On Sun, Jul 26, 2020 at 11:25 PM Adam D. Ruppe via Digitalmars-d <digitalmars-d@puremagic.com> wrote:
Another useful thing to have would be "given this argument set to
a function, give me the function that would be called".

This would do implicit function template instantiation and
overload resolution, but yield the function instead of the return
value.

Imagine:

void foo(int a) {}
void foo(string b) {}


I want to get the address of foo(string). How do you do that
right now? Well, you have to loop over overloads and check the
types. What a pain, but at least doable.

But wouldn't it be cool if you could do

&__functionOf(foo("foo"))

Where the __functionOf is the magic.


So far, this is kinda just a convenience, but now imagine the
case of a template. Even if template reflection worked, you'd
need to figure out the template arguments and that can be
basically impossible given the conversions and specializations.

Then

&__functionOf(writeln("bar"))

for example would give a void function(string).

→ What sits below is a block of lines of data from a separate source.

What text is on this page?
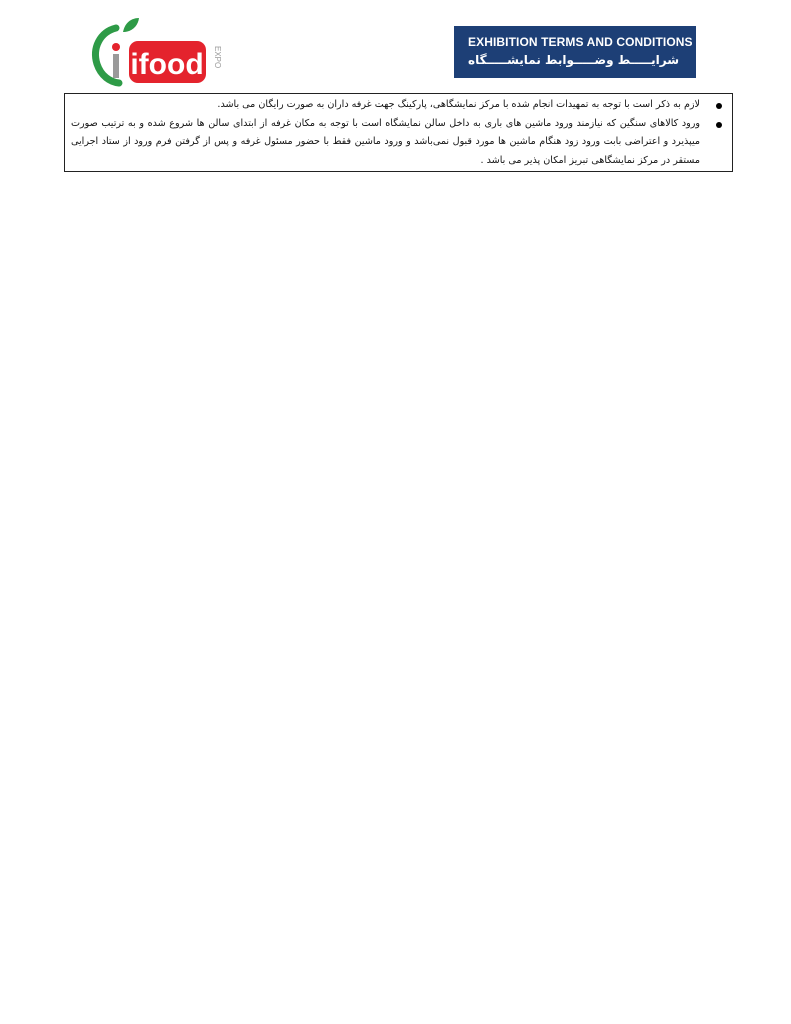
ifood EXPO
EXHIBITION TERMS AND CONDITIONS
شرایـــــط وضـــــوابط نمایشـــــگاه
لازم به ذکر است با توجه به تمهیدات انجام شده با مرکز نمایشگاهی، پارکینگ جهت غرفه داران به صورت رایگان می باشد.
ورود کالاهای سنگین که نیازمند ورود ماشین های باری به داخل سالن نمایشگاه است با توجه به مکان غرفه از ابتدای سالن ها شروع شده و به ترتیب صورت میپذیرد و اعتراضی بابت ورود زود هنگام ماشین ها مورد قبول نمی‌باشد و ورود ماشین فقط با حضور مسئول غرفه و پس از گرفتن فرم ورود از ستاد اجرایی مستقر در مرکز نمایشگاهی تبریز امکان پذیر می باشد .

There you can do
`&writeln!string`


And in cases more complex than that, the compiler's logic need
not be reimplemented in user cde.

Write a DIP! This is a very real reflection hole that I've struggled with before too.
Trying to sample all the possibilities, and then mirror the complex logic that the compiler uses to select a function to call internally is not a problem that should exist in user-space, and the compiler rules are subject to change making maintenance tricky and extremely brittle.

I'd suggest it might just be a __traits though, rather than introducing a new magic thing.